Decolonizing EdTech involves “dismantling the relations of power and conceptions of knowledge that are reproduced through EdTech in: its fundamental assumptions; its content; its pedagogical underpinnings; its design; and its implementation’ (EdTech Hub). While the potential benefits of integrating EdTech and AI into community-based education programs in LMICs cannot be ignored, without critical examination and intentional efforts, these tools may inadvertently perpetuate colonial legacies, exacerbate inequalities, and further marginalize local cultures and knowledge systems. In other words, “the digital divide should not be about global inclusion in a web already built or managed by its builders according to their pre-determined perspectives, but about a critical reconstruction of how we understand the Web; to question conceptualisations of openness and, perhaps, to build it differently” (Ogden, Halford, Carr, Earl, 2015).
By acknowledging and addressing the biases embedded in these technologies, this proposal takes learnings from Team4Tech’s work around fostering inclusive, culturally-sensitive, and contextually relevant educational practices.
Team4Tech employs a hyper-localized approach to bridging the digital equity gap in education for learners in under-resourced contexts. A regional model and co-design process drives our multi-year partnerships with community-based organizations in LMICs, which allows us to better understand, critique, and accelerate solutions that promote inclusive and equitable learning experiences.

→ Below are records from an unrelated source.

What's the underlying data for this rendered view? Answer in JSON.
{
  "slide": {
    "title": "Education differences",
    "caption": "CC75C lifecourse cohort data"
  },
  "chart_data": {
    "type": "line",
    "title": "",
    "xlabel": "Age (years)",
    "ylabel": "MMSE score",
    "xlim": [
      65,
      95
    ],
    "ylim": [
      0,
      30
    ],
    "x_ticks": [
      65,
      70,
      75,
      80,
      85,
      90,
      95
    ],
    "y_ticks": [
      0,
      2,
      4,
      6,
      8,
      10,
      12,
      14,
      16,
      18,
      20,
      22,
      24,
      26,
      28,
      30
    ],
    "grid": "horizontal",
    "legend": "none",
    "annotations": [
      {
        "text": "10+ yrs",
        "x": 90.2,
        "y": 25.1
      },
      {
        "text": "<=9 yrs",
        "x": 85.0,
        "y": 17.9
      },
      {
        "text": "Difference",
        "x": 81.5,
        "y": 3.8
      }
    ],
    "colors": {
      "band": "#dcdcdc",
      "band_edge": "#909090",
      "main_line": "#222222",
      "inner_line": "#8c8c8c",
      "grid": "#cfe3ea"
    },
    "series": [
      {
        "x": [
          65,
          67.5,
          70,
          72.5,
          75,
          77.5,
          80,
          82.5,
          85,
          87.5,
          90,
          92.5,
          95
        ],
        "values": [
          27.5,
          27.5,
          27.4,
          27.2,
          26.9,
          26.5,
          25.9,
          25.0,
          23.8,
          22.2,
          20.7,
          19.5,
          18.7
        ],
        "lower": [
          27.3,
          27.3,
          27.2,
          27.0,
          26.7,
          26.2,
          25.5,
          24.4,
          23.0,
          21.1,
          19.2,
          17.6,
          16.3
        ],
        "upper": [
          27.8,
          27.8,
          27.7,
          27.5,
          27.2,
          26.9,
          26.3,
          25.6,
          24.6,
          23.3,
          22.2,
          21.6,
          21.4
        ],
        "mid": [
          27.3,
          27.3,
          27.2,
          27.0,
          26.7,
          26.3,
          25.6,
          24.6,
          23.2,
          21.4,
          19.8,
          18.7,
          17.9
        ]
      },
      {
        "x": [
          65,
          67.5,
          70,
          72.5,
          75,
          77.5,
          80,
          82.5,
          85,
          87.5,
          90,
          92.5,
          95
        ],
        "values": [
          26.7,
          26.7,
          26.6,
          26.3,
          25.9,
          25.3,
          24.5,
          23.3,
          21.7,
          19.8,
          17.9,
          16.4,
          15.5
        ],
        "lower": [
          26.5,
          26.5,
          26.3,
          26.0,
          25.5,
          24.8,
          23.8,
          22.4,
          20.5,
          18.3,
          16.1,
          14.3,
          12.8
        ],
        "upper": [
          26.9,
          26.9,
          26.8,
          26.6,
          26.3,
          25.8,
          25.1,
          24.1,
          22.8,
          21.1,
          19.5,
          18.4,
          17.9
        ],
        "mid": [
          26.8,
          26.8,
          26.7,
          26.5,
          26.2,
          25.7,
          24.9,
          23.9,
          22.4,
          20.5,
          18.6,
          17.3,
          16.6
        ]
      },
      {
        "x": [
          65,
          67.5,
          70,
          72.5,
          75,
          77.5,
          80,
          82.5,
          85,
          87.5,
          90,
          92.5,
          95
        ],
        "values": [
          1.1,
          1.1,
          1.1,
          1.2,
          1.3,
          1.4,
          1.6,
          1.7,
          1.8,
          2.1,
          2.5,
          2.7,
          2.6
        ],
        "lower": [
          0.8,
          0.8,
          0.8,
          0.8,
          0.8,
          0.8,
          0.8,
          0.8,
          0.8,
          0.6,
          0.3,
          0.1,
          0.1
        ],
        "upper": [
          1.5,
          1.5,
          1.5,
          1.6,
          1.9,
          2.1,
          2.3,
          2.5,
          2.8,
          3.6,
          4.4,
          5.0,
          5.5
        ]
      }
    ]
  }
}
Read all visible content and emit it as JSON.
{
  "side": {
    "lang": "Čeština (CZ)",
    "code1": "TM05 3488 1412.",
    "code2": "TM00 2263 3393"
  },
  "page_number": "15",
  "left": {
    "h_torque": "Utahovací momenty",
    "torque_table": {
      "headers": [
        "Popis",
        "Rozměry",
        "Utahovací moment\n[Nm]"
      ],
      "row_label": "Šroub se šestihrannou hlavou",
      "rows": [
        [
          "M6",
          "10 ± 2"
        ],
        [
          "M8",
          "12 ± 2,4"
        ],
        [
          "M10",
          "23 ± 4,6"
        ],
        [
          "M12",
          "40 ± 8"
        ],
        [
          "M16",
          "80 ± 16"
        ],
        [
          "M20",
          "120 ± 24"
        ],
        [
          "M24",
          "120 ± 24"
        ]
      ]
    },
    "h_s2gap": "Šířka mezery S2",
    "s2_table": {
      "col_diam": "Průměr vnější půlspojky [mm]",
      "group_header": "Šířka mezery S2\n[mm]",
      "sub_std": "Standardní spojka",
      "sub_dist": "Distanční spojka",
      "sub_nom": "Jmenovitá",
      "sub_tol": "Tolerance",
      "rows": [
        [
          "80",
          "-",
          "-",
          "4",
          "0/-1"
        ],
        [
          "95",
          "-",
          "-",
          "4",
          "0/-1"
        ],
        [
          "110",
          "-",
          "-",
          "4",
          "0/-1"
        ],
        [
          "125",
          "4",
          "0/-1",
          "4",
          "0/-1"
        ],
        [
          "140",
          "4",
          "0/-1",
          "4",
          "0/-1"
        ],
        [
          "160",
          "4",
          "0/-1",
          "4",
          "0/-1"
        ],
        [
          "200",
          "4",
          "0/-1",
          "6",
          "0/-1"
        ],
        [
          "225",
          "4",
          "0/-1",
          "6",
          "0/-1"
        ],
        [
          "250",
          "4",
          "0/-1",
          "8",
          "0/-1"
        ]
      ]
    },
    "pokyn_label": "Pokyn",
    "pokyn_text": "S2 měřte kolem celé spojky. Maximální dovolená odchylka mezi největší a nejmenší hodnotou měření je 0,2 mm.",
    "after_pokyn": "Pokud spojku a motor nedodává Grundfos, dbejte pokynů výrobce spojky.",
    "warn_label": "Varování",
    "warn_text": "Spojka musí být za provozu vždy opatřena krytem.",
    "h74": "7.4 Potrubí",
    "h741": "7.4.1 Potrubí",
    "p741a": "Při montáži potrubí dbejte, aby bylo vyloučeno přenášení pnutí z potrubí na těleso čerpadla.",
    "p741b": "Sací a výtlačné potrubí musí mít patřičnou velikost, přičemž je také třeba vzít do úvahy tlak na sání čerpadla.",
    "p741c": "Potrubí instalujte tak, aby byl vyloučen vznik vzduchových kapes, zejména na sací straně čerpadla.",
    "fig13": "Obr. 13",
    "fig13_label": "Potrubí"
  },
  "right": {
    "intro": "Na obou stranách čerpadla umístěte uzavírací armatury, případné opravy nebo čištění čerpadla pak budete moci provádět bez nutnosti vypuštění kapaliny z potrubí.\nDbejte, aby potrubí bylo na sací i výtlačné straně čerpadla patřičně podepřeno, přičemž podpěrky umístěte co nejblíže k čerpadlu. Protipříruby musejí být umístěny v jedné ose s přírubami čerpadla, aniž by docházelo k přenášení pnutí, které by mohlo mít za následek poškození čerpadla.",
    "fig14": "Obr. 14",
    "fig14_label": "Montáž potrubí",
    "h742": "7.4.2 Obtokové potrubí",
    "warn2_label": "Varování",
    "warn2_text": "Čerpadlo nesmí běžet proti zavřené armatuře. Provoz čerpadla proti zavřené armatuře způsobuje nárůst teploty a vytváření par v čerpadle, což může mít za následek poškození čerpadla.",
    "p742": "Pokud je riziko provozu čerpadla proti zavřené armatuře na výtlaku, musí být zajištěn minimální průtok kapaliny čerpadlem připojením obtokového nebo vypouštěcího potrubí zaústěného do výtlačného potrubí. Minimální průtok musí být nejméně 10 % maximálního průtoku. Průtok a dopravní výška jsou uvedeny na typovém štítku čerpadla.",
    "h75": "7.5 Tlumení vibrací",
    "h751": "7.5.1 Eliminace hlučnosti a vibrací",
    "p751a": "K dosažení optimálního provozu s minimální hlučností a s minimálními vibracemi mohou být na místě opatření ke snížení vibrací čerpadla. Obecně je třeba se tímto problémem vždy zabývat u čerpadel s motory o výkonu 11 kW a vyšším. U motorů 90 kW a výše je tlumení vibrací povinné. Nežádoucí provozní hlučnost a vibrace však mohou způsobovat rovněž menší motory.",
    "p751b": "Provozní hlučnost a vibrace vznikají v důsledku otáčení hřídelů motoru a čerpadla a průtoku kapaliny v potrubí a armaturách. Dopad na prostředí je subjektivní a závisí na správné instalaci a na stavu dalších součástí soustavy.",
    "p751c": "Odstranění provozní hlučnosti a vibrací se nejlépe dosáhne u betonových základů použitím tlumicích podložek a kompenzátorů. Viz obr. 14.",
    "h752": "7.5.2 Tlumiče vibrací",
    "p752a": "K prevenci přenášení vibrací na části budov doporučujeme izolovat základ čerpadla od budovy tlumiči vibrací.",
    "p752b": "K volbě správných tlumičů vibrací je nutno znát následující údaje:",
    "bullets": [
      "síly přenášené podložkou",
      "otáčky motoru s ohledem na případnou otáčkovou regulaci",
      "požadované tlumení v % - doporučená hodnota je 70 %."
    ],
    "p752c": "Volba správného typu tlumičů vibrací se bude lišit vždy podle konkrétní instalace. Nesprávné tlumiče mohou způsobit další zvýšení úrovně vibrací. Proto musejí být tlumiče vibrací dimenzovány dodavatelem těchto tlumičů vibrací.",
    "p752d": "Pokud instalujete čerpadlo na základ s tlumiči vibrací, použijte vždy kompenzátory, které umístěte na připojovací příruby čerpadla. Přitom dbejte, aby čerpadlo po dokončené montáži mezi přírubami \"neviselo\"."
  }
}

The proposal will highlight two areas of Team4Tech’s recent work on decolonizing EdTech and AI:
1) Teacher training and professional development are critical components of many of the community-based organizations that partner with Team4Tech. Part of this proposal will investigate how educators have been supported to effectively integrate decolonized EdTech into their pedagogical practices, and the challenges encountered. Through examples from four of Team4Tech’s NGO partners in Kenya, the discussion will be about the decolonizing skills and knowledge that teachers require to leverage technology while promoting local cultures and identities in the learning process.
2) AI, and in particular, programs like ChatGPT, have gained enormous popularity over the past year. There is, however, a growing movement to decolonize AI and activists who are seeking dialogue about this, as exemplified by AI Decolonial Manyfesto, a statement drafted by Stanford scholar Sabelo Mhlambi and co-signed by other scholars to encourage historically marginalized groups to “decide and build their own dignified socio-technical futures.” In a three-part training series, Team4Tech trained over 300 NGO staff working in community-based programs in LMICs about ChatGPT and shared 27 curated GPT-4 tools. Through this series, Team4Tech sought to learn what participants noted as the strengths and barriers of these tools, how these tools could better support their efforts to localize and personalize education, and what additional resources they would need to take forward in their contexts. In Uganda, Team4Tech trained over 80 women on AI chatbots and supported them as they built their own locally relevant chatbots to support their small businesses. Learnings from these trainings and projects will be shared with participants.
This proposal seeks to contribute to the ongoing discourse on decolonizing EdTech and AI in community-based education programs in LMICs. By critically examining current practices and co-designing with local community-based organizations, Team4Tech aims to leverage technology that ultimately empowers learners and accelerates transformative, contextually relevant, and sustainable educational practices in LMICs.